In predicting Productivity, we tested four linear models, a generalized additive model, and a kernel. The kernel had the best bootstrapped mean squared error, $$2.4309962\times 10^{-6}$$, however, we chose to use our generalized additive model for ease of comparison between it and the previous model.

pro.full.gam <- gam(Productivity.lag1 ~
s(GDP.lag0) +
s(Consumption.lag0) +
s(Investment.lag0) +
s(Hours.lag0) +
s(Productivity.lag0), data = macro.lag)

#GAM summary
kable(data.frame((summary.gam(pro.full.gam, signif.stars = FALSE))["s.table"]))
s.table.edf s.table.Ref.df s.table.F s.table.p.value
s(GDP.lag0) 7.151625 8.173708 4.443886 0.0000368
s(Consumption.lag0) 7.698939 8.534404 2.203031 0.0249533
s(Investment.lag0) 6.910767 8.022228 3.142824 0.0020650
s(Hours.lag0) 1.000119 1.000230 11.132536 0.0009735
s(Productivity.lag0) 1.624114 2.022864 319.697634 0.0000000
par(mfrow = c(2,2))
plot(pro.full.gam,pages=1,residuals=TRUE,all.terms=TRUE,shade=TRUE,shade.col=2)

## Summary of Chosen Model

Above is the summary and partial response functions of our chosen model, the generalized additive model. Our summary indicated that all of the variables, except for Consumption are significant predictors. The partial response functions suggest that GDP, Consumption and Investment do not have strong linear relationships with Productivity at time $$t$$. Our partial response functions show Hours having a strong negative linear relationship with Productivity which is backed by the correlation, but interesting as the model where Hours was the response did not show the same relationship. Productivity at time $$t - 1$$ has a strong linear relationship with Productivity at time $$t$$ for obvious reasons.
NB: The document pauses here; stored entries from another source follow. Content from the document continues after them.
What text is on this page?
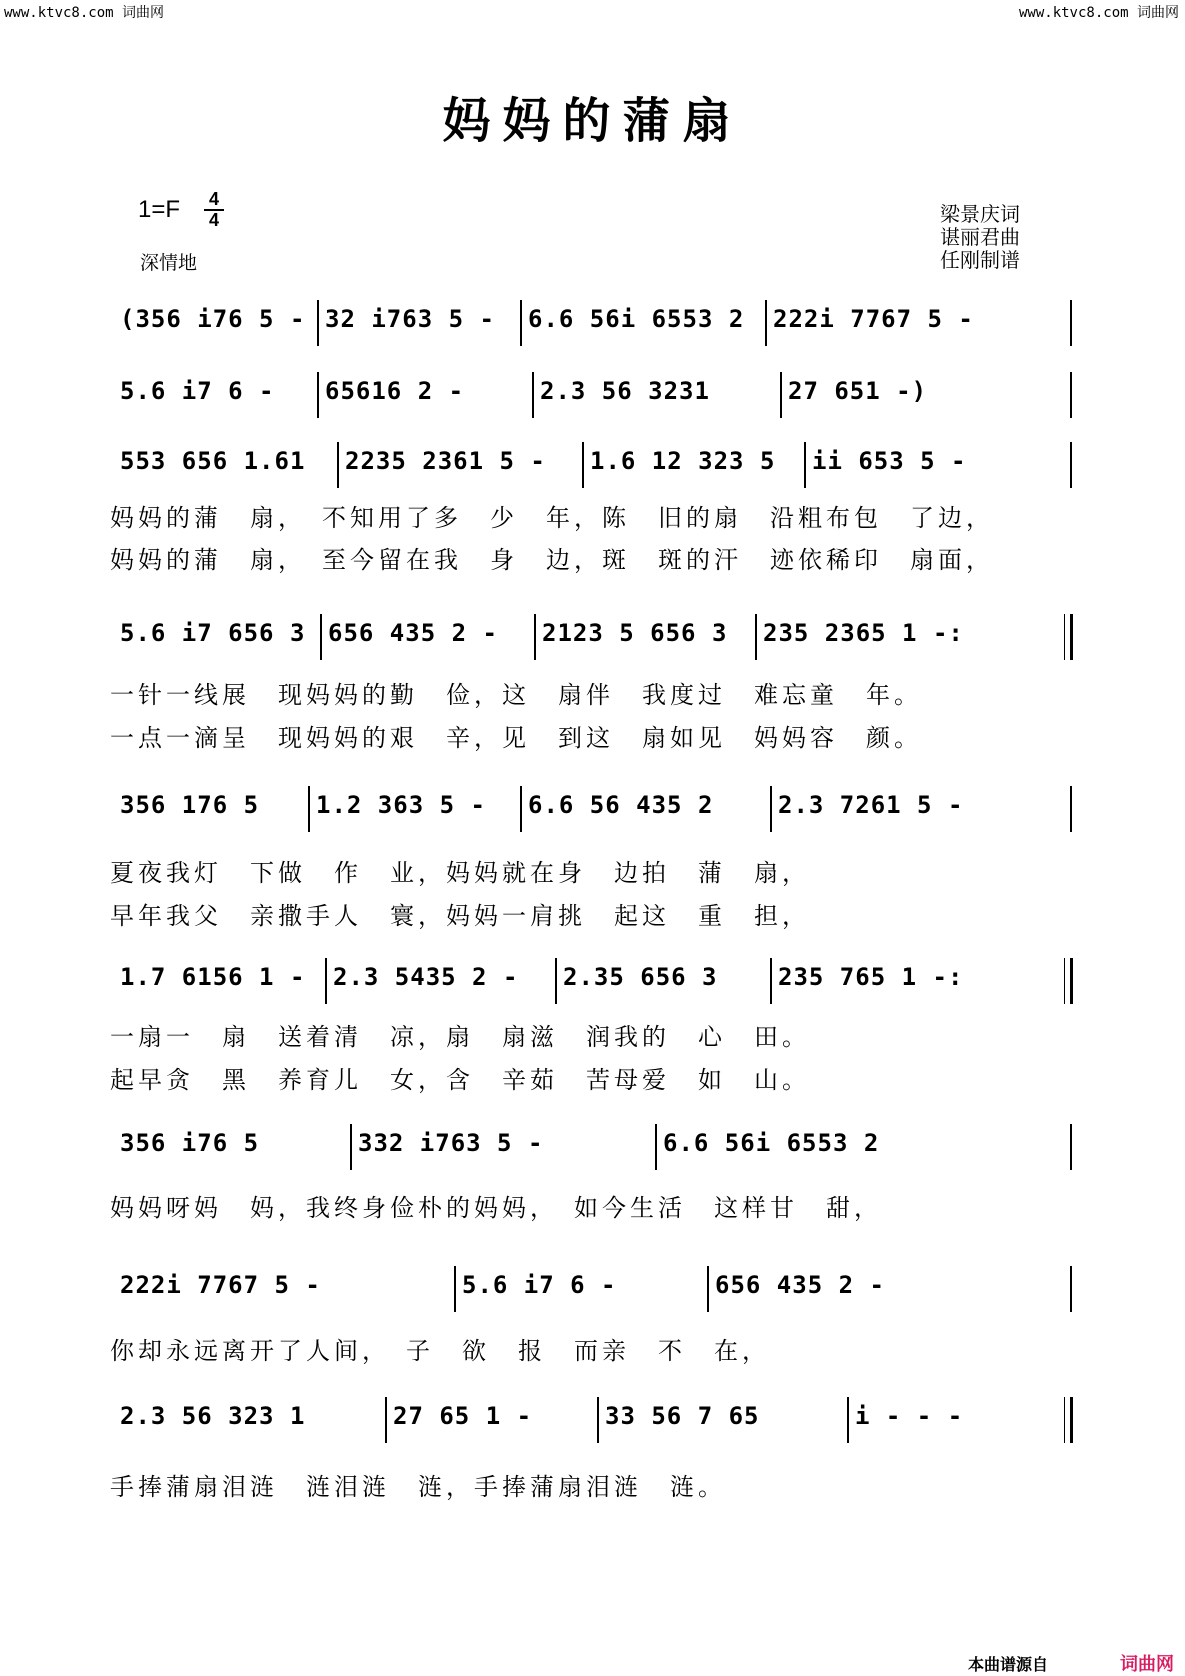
www.ktvc8.com 词曲网	www.ktvc8.com 词曲网
妈妈的蒲扇
$1=F \frac{4}{4}$
深情地
梁景庆词
谌丽君曲
任刚制谱
(356 i76 5 - 32 i763 5 - 6.6 56i 6553 2 222i 7767 5 -
5.6 i7 6 - 65616 2 -	2.3 56 3231	27 651 -)
553 656 1.61 2235 2361 5 - 1.6 12 323 5 ii 653 5 -
5.6 i7 656 3 656 435 2 - 2123 5 656 3 235 2365 1 -:
356 176 5 1.2 363 5 - 6.6 56 435 2	2.3 7261 5 -
1.7 6156 1 - 2.3 5435 2 - 2.35 656 3	235 765 1 -:
356 i76 5	332 i763 5 -	6.6 56i 6553 2
222i 7767 5 -	5.6 i7 6 -	656 435 2 -
2.3 56 323 1	27 65 1 -	33 56 7 65	i - - -
妈妈的蒲　扇，　不知用了多　少　年，陈　旧的扇　沿粗布包　了边，
妈妈的蒲　扇，　至今留在我　身　边，斑　斑的汗　迹依稀印　扇面，
一针一线展　现妈妈的勤　俭，这　扇伴　我度过　难忘童　年。
一点一滴呈　现妈妈的艰　辛，见　到这　扇如见　妈妈容　颜。
夏夜我灯　下做　作　业，妈妈就在身　边拍　蒲　扇，
早年我父　亲撒手人　寰，妈妈一肩挑　起这　重　担，
一扇一　扇　送着清　凉，扇　扇滋　润我的　心　田。
起早贪　黑　养育儿　女，含　辛茹　苦母爱　如　山。
妈妈呀妈　妈，我终身俭朴的妈妈，　如今生活　这样甘　甜，
你却永远离开了人间，　子　欲　报　而亲　不　在，
手捧蒲扇泪涟　涟泪涟　涟，手捧蒲扇泪涟　涟。
本曲谱源自	词曲网
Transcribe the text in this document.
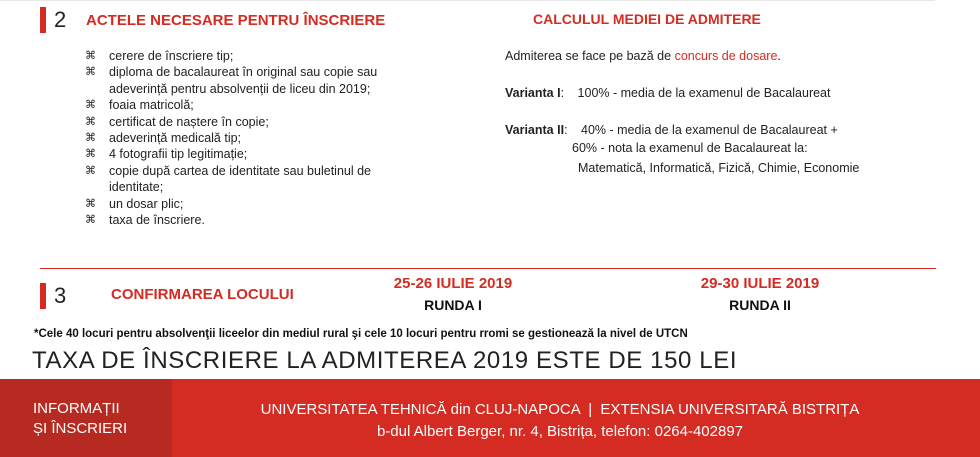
2 ACTELE NECESARE PENTRU ÎNSCRIERE
⌘ cerere de înscriere tip;
⌘ diploma de bacalaureat în original sau copie sau adeverință pentru absolvenții de liceu din 2019;
⌘ foaia matricolă;
⌘ certificat de naștere în copie;
⌘ adeverință medicală tip;
⌘ 4 fotografii tip legitimație;
⌘ copie după cartea de identitate sau buletinul de identitate;
⌘ un dosar plic;
⌘ taxa de înscriere.
CALCULUL MEDIEI DE ADMITERE
Admiterea se face pe bază de concurs de dosare.
Varianta I: 100% - media de la examenul de Bacalaureat
Varianta II: 40% - media de la examenul de Bacalaureat +
60% - nota la examenul de Bacalaureat la:
Matematică, Informatică, Fizică, Chimie, Economie
3	CONFIRMAREA LOCULUI
25-26 IULIE 2019
RUNDA I
29-30 IULIE 2019
RUNDA II
*Cele 40 locuri pentru absolvenţii liceelor din mediul rural şi cele 10 locuri pentru rromi se gestionează la nivel de UTCN
TAXA DE ÎNSCRIERE LA ADMITEREA 2019 ESTE DE 150 LEI
INFORMAȚII
ȘI ÎNSCRIERI
UNIVERSITATEA TEHNICĂ din CLUJ-NAPOCA  |  EXTENSIA UNIVERSITARĂ BISTRIȚA
b-dul Albert Berger, nr. 4, Bistrița, telefon: 0264-402897
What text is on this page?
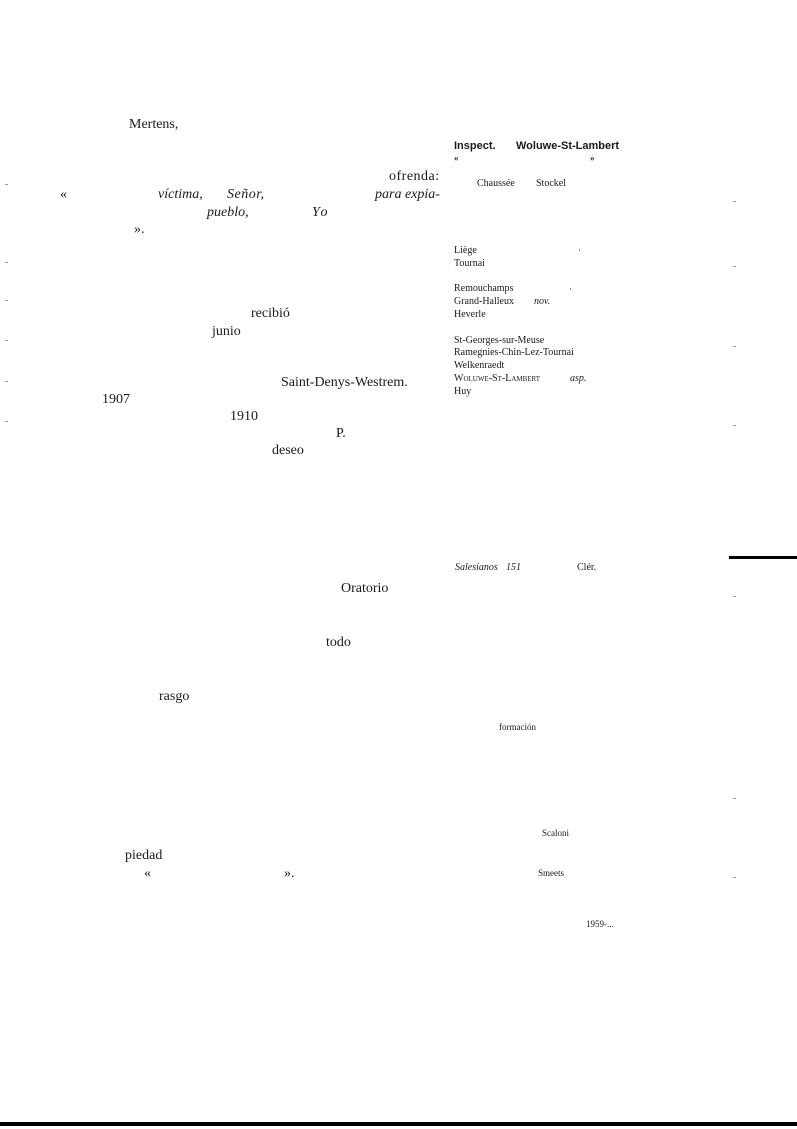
Mertens,
ofrenda:
«	víctima, Señor,	para expia-
pueblo,	Yo
».
recibió
junio
Saint-Denys-Westrem.
1907
1910
P.
deseo
Oratorio
todo
rasgo
piedad
«	».
Inspect. Woluwe-St-Lambert
«	»
Chaussée Stockel
Liège
Tournai
Remouchamps
Grand-Halleux nov.
Heverle
St-Georges-sur-Meuse
Ramegnies-Chin-Lez-Tournai
Welkenraedt
Woluwe-St-Lambert	asp.
Huy
Salesianos 151	Clér.
formación
Scaloni
Smeets
1959-...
## Comparison of First-order Autoregressive and Productivity Models

Based on our choice of models, the two generalized additive models, the model with the other variables outperforms the first-order autoregressive model by about $$2$$%. Since the difference between the two models is so marginal, we are hesitant to suggest that Productivity is an exogenous variable. If anything, since the model with other variable outperformed the first-order autoregressive model, Productivity may be an endogenous model.

# Conclusion

## Proposition

The researchers who’s dataset we have used and who’s questions we have sought to answer have proposed that “Exogenous changed in Productivity are the main driver of the macroeconomic fluctuations.”. Due to the results we have in the paper below, we feel without further evidence to the contrary; we must reject the researchers proposition. Our first-time series models showed little difference between models that included Productivity and models that did not. When we observed the partial response functions of four additive models, we did see Productivity as significant. However, we did not see trends in the functions. Lastly, the final models we tested, those of Productivity showed little difference between those predicted by all variables and those predicted by Productivity alone. Due to this evidence, we feel that we have demonstrated that Productivity is not an exogenous variable in our dataset and thus not the main driver in macroeconomic fluctuations.